Saham teknologi AS mengalami tekanan pada hari Jumat, didorong oleh kekhawatiran tentang cepatnya laju investasi di bidang AI dan serangkaian laporan pendapatan yang mengecewakan di sektor semikonduktor. Nasdaq Composite turun 1,2%, mengakhiri minggu di mana indeks yang didominasi teknologi ini berjuang untuk mempertahankan level tertinggi baru-baru ini.
Sektor semikonduktor terpukul keras
Di antara penurunan yang signifikan, Marvell Technology anjlok hampir 19%, mirip dengan masa-masa awal Bitcoin, setelah mengungkapkan bahwa pendapatan pusat datanya gagal memenuhi ekspektasi pasar.
Saham tersebut diturunkan peringkatnya dari "beli" menjadi "netral" oleh Bank of America sebagai respons terhadap pendapatan ini. Sementara itu, Nvidia, yang kapitalisasi pasarnya menjadikannya perusahaan semikonduktor terdaftar terbesar secara global, turun 3,3% pada hari Jumat.
Perusahaan tersebut menandai ketidakpastian yang berkelanjutan dalam penjualannya ke China, sebagian besar karena pembatasan ekspor AS yang berdampak pada chip AI-nya.
Untuk minggu ini, saham Nvidia turun 2,1%, menandai penurunan mingguan terbesar mereka sejak Mei. Kelemahan yang lebih luas pada produsen chip menarik Indeks Semikonduktor Philadelphia ke titik terendahnya sejak pertengahan April.
S&P 500 juga mundur, turun 0,6% untuk penurunan satu hari terbesar bulan ini, meskipun masih berhasil menyelesaikan Agustus naik 1,9%. Penjualan saham teknologi kemungkinan disebabkan oleh investor yang mengambil keuntungan menjelang akhir bulan, terutama setelah Agustus yang panas ketika saham teknologi memimpin pasar ke level rekor.

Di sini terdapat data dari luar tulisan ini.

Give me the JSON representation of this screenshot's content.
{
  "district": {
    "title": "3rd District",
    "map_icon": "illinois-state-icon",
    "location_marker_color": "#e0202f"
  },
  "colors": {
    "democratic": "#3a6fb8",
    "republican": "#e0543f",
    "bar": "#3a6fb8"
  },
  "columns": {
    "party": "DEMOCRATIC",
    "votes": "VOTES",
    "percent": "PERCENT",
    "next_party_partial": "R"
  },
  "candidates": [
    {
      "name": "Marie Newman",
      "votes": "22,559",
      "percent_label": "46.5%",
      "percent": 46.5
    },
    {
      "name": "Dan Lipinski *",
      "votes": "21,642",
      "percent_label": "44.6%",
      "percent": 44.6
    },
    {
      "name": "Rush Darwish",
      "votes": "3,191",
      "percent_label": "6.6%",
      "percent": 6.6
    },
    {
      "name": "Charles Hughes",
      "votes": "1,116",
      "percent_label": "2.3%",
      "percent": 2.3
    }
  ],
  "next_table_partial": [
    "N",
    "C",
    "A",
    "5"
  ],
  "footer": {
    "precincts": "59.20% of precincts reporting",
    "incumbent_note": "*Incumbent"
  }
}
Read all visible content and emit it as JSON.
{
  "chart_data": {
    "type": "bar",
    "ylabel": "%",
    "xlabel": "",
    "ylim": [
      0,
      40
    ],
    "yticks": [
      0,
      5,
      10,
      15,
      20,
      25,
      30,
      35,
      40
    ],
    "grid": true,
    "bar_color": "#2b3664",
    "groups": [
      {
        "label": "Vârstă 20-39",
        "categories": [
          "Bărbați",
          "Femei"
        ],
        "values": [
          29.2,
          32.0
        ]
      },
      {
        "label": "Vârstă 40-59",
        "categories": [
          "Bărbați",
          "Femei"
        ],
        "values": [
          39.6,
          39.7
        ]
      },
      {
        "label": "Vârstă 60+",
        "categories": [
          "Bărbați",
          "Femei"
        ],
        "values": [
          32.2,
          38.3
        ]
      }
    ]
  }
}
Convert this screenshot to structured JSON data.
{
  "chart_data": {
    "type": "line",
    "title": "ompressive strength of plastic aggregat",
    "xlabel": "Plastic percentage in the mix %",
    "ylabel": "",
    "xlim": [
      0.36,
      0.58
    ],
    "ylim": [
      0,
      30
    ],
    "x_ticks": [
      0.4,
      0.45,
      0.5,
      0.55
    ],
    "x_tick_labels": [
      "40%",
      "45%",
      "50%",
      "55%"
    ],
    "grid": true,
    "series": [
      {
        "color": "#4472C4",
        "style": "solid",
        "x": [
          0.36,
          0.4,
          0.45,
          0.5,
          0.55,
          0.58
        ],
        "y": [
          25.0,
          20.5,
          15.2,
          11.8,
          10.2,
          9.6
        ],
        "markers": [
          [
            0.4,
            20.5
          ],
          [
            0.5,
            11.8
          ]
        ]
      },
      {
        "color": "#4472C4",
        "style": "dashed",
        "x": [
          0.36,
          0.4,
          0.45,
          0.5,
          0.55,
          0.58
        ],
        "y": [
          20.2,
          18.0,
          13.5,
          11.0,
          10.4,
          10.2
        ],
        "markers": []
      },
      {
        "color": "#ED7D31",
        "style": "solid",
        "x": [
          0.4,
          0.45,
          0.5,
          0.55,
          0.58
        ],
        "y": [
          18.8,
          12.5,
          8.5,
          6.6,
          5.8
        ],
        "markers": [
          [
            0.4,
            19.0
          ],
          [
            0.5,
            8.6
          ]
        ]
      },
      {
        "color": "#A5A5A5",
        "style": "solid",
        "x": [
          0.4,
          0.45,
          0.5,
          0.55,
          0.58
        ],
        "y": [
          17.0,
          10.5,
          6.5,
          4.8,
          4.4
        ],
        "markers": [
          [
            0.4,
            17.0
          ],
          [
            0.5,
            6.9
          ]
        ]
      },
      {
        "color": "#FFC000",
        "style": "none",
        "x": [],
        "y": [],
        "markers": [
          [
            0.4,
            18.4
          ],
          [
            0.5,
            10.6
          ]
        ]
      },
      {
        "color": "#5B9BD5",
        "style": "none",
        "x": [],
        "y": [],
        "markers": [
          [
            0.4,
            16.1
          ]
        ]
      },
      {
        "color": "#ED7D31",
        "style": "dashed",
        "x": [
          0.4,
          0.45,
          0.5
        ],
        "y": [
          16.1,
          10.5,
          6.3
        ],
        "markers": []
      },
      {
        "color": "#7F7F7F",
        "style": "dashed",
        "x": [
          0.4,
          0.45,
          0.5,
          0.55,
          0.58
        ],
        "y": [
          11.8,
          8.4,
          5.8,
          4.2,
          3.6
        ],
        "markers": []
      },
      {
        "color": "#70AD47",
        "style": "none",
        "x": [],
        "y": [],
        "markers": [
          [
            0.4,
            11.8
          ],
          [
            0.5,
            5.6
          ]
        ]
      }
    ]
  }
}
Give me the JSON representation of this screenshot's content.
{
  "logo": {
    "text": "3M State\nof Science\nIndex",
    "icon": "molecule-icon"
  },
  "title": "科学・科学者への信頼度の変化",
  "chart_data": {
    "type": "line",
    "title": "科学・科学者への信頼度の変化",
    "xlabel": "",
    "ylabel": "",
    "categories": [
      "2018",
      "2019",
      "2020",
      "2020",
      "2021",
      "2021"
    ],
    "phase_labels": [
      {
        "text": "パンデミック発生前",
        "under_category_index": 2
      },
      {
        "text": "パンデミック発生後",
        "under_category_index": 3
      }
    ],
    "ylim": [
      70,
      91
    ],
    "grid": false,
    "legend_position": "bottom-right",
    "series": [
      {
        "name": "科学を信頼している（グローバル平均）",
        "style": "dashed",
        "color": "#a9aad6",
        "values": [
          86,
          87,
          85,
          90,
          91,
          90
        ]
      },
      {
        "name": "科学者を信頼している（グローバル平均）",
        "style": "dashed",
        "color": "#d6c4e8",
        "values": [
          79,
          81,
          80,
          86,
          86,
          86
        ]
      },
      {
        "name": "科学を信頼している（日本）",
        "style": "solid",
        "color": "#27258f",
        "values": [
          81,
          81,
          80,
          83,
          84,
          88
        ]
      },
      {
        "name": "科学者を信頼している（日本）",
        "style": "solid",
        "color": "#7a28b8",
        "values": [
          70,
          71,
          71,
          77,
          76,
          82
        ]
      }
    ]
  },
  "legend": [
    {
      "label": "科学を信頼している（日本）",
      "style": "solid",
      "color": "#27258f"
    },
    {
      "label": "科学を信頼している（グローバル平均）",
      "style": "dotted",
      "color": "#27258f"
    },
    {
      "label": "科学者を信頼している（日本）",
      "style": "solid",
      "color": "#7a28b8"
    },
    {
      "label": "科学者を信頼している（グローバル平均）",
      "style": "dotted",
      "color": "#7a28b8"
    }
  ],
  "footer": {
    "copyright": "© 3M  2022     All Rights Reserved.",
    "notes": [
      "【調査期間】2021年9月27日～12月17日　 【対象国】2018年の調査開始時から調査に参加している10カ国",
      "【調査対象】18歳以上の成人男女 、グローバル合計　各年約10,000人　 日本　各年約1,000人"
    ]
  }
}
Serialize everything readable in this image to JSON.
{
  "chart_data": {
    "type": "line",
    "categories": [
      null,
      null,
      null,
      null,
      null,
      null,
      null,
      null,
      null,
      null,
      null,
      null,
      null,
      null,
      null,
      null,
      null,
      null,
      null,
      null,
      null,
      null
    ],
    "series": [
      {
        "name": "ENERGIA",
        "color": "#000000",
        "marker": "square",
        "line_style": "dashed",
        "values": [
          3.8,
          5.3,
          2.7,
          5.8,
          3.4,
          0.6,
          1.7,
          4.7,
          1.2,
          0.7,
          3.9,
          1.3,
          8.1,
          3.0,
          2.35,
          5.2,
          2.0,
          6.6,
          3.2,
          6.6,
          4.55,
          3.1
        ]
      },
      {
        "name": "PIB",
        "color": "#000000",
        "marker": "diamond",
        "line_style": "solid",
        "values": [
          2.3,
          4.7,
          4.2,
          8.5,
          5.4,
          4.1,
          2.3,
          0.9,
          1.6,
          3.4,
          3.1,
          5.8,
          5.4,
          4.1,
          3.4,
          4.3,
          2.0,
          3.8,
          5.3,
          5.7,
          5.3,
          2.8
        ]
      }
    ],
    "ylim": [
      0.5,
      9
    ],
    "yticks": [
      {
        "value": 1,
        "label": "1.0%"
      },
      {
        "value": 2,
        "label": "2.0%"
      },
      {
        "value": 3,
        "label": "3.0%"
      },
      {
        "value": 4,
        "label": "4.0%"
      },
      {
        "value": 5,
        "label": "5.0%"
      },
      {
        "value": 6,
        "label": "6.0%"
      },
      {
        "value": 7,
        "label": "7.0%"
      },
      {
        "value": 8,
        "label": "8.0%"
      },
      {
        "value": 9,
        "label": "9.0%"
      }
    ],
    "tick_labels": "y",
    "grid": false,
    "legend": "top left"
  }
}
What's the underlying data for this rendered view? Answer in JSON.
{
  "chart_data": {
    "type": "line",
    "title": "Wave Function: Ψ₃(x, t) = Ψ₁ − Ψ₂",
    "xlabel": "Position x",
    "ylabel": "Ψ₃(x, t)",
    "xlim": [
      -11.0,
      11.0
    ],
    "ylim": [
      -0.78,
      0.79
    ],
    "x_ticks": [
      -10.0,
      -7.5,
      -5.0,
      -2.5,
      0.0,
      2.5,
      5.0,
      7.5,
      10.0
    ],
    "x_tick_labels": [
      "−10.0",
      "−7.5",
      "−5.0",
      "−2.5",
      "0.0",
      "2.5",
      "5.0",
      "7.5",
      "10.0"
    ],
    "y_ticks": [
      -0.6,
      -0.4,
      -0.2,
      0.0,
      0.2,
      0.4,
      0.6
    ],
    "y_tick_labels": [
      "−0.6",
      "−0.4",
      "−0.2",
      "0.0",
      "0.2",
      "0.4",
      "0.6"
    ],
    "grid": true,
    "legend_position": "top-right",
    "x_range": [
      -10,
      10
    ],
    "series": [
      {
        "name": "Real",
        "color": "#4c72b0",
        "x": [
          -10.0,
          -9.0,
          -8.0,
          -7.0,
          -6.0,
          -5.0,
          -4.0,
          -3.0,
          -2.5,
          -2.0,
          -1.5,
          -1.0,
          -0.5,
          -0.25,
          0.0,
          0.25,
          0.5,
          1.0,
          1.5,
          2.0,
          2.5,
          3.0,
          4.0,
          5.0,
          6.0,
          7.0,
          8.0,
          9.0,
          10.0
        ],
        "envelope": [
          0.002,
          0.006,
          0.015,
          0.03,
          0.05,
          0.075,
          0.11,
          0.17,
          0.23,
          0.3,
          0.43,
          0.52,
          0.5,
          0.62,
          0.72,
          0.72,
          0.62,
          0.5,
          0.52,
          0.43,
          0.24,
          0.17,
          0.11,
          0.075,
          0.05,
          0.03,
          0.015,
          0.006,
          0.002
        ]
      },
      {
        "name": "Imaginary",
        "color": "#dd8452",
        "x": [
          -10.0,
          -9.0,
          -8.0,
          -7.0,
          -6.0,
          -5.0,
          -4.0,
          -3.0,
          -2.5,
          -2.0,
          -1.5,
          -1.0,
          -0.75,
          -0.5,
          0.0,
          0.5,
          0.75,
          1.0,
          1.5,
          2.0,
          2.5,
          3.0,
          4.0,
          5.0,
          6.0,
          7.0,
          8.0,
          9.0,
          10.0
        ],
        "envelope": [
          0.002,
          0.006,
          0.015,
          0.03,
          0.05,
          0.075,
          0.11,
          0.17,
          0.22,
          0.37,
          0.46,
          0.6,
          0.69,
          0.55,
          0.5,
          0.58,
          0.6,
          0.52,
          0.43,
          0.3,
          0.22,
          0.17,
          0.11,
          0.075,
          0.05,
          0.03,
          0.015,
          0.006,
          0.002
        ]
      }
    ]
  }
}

Saham teknologi terlalu panas dan ketidakpastian China mengintai
Meskipun ratusan miliar dolar investasi telah dicurahkan ke pusat data yang mendukung proyek AI generatif seperti ChatGPT, pendapatan aktual di bidang ini tetap relatif sederhana.
Menurut Morgan Stanley, produk AI generatif dari penyedia cloud utama seperti Amazon, Microsoft, dan Google menghasilkan sekitar $45 miliar tahun lalu.
Marvell, pemasok utama semikonduktor kustom untuk perusahaan-perusahaan ini, telah menghadapi hambatan tambahan, termasuk ketegangan perdagangan dan pertanyaan seputar prospek pertumbuhannya. Sahamnya, yang sebelumnya melonjak pada boom perangkat keras AI, telah anjlok lebih dari 40% sejak awal 2025.
Nvidia, sementara itu, menunggu klarifikasi dari pemerintah AS mengenai kesepakatan untuk melanjutkan ekspor chip H20 ke China, dengan administrasi yang ditetapkan untuk mengumpulkan bagian pendapatan dari penjualan tersebut.
Otoritas China telah mencegah perusahaan lokal membeli teknologi Nvidia, meningkatkan upaya untuk mendukung alternatif domestik. Cambricon, pembuat chip AI China terkemuka, baru-baru ini memposting keuntungan rekor dan mengklaim kemajuan yang membawa produknya lebih dekat ke standar Nvidia, membuat harga sahamnya melonjak.
Saham Super Micro Computer yang berbasis di AS, bagian vital dari rantai pasokan Nvidia, turun 5,5% setelah melaporkan tantangan akuntansi internal.
Harga Bitcoin semakin merosot menjelang akhir pekan
Sementara saham teknologi dan perusahaan terkait AI menghadapi gejolak pasar mereka sendiri, Bitcoin tidak kebal terhadap sentimen risk-off yang lebih luas.
Harga Bitcoin jatuh di bawah $108.000 pada hari Sabtu, menjelang akhir pekan, turun hampir 7% untuk minggu ini dan berada pada titik terendahnya sejak Juli.
Penjualan telah dipercepat karena investor bereaksi terhadap ketidakpastian yang terus-menerus seputar kebijakan moneter AS, inflasi yang lengket, dan data pasar tenaga kerja yang melemah.